As we see that the show posts has more average receive points, that maybe be more sense becouse the beginners search and read more before asking.

__Determine if posts created at a certain time are more likely to receive more points.__

In [25]:
result = []
counts_by_hour = {}
points_by_hour = {}

for post in show_posts:
    created_at = post[6]
    num_points = int(post[3])
    
    #Extract the hour from the date, which is the first element of the row
    date = dt.datetime.strptime(created_at, "%m/%d/%Y %H:%M")
    hour = dt.datetime.strftime(date, "%H")

    if hour not in counts_by_hour:
        counts_by_hour[hour] = 1
        points_by_hour[hour] = num_points
    else:
        counts_by_hour[hour] += 1
        points_by_hour[hour] += num_points

In [26]:
avg_hour = []
for points in points_by_hour:
    avg_hour.append([points,points_by_hour[points] / counts_by_hour[points]])
print(avg_hour)

[['14', 25.430232558139537], ['22', 40.34782608695652], ['18', 36.31147540983606], ['07', 19.0], ['20', 30.316666666666666], ['05', 5.473684210526316], ['16', 28.322580645161292], ['19', 30.945454545454545], ['15', 28.564102564102566], ['03', 25.14814814814815], ['17', 27.107526881720432], ['06', 23.4375], ['02', 11.333333333333334], ['13', 24.626262626262626], ['08', 15.264705882352942], ['21', 18.425531914893618], ['04', 14.846153846153847], ['11', 33.63636363636363], ['12', 41.68852459016394], ['23', 42.388888888888886], ['09', 18.433333333333334], ['01', 25.0], ['10', 18.916666666666668], ['00', 37.83870967741935]]

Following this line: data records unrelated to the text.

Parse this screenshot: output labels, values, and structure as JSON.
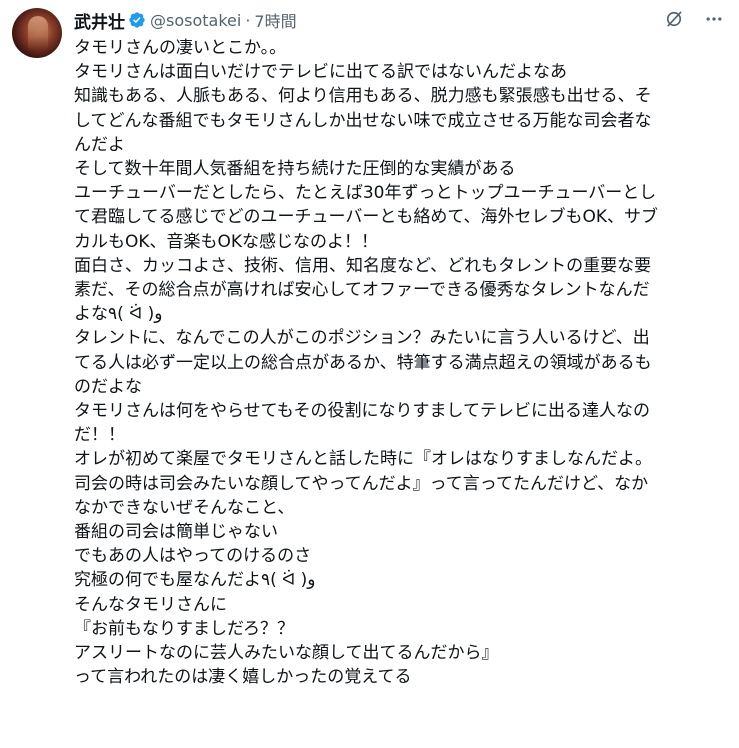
{
  "author": {
    "name": "武井壮",
    "handle": "@sosotakei",
    "separator": "·",
    "time": "7時間",
    "verified": true
  },
  "icons": {
    "avatar": "profile-photo",
    "verified": "verified-badge-icon",
    "grok": "grok-icon",
    "more": "more-icon"
  },
  "colors": {
    "verified_blue": "#1d9bf0",
    "text_primary": "#0f1419",
    "text_secondary": "#536471"
  },
  "tweet": {
    "lines": [
      "タモリさんの凄いとこか。。",
      "タモリさんは面白いだけでテレビに出てる訳ではないんだよなあ",
      "知識もある、人脈もある、何より信用もある、脱力感も緊張感も出せる、そ",
      "してどんな番組でもタモリさんしか出せない味で成立させる万能な司会者な",
      "んだよ",
      "そして数十年間人気番組を持ち続けた圧倒的な実績がある",
      "ユーチューバーだとしたら、たとえば30年ずっとトップユーチューバーとし",
      "て君臨してる感じでどのユーチューバーとも絡めて、海外セレブもOK、サブ",
      "カルもOK、音楽もOKな感じなのよ！！",
      "面白さ、カッコよさ、技術、信用、知名度など、どれもタレントの重要な要",
      "素だ、その総合点が高ければ安心してオファーできる優秀なタレントなんだ",
      "よな٩( ᐛ )و",
      "タレントに、なんでこの人がこのポジション？みたいに言う人いるけど、出",
      "てる人は必ず一定以上の総合点があるか、特筆する満点超えの領域があるも",
      "のだよな",
      "タモリさんは何をやらせてもその役割になりすましてテレビに出る達人なの",
      "だ！！",
      "オレが初めて楽屋でタモリさんと話した時に『オレはなりすましなんだよ。",
      "司会の時は司会みたいな顔してやってんだよ』って言ってたんだけど、なか",
      "なかできないぜそんなこと、",
      "番組の司会は簡単じゃない",
      "でもあの人はやってのけるのさ",
      "究極の何でも屋なんだよ٩( ᐛ )و",
      "そんなタモリさんに",
      "『お前もなりすましだろ？？",
      "アスリートなのに芸人みたいな顔して出てるんだから』",
      "って言われたのは凄く嬉しかったの覚えてる"
    ]
  }
}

And becouse the result its hard to read going to format it more easy.

In [27]:
swap_avg_hour = []
for row in avg_hour:
    swap_avg_hour.append([row[1], row[0]])
    
    

sorted_swap = sorted(swap_avg_hour, reverse = True)
print(sorted_swap[0:4],"\n")

print("Average comments per post: \n")

#formating results display.

for avg, hr in sorted_swap[:5]:
    print(
        "{}: {:.2f} average points per post".format(
            dt.datetime.strptime(hr, "%H").strftime("%H:%M"),avg
        )
    )

[[42.388888888888886, '23'], [41.68852459016394, '12'], [40.34782608695652, '22'], [37.83870967741935, '00']] 

Average comments per post: 

23:00: 42.39 average points per post
12:00: 41.69 average points per post
22:00: 40.35 average points per post
00:00: 37.84 average points per post
18:00: 36.31 average points per post


By compare our results to the average number of comments and points other posts receive at 23:00: 42.39 average points per post has more receive points on the show posts but at 15:00: 38.59 average comments per post on the Ask posts

## Conclusion:

During the analisis the ask posts receive more comments by the average 14 rather than show posts 10 comments on an average. also found that the number of comments per post can vary by the time when the post was submitted.For example at 15:00 there was an average of 38 comments per post where at 21:00 only 16 comments, As for the show posts receive more points by the average 27.55 rather than ask posts 15.06 points on an average and also the number of points per posts can vary by the time and it be have more reach at 23:00 there was an average of 42.39 points per post.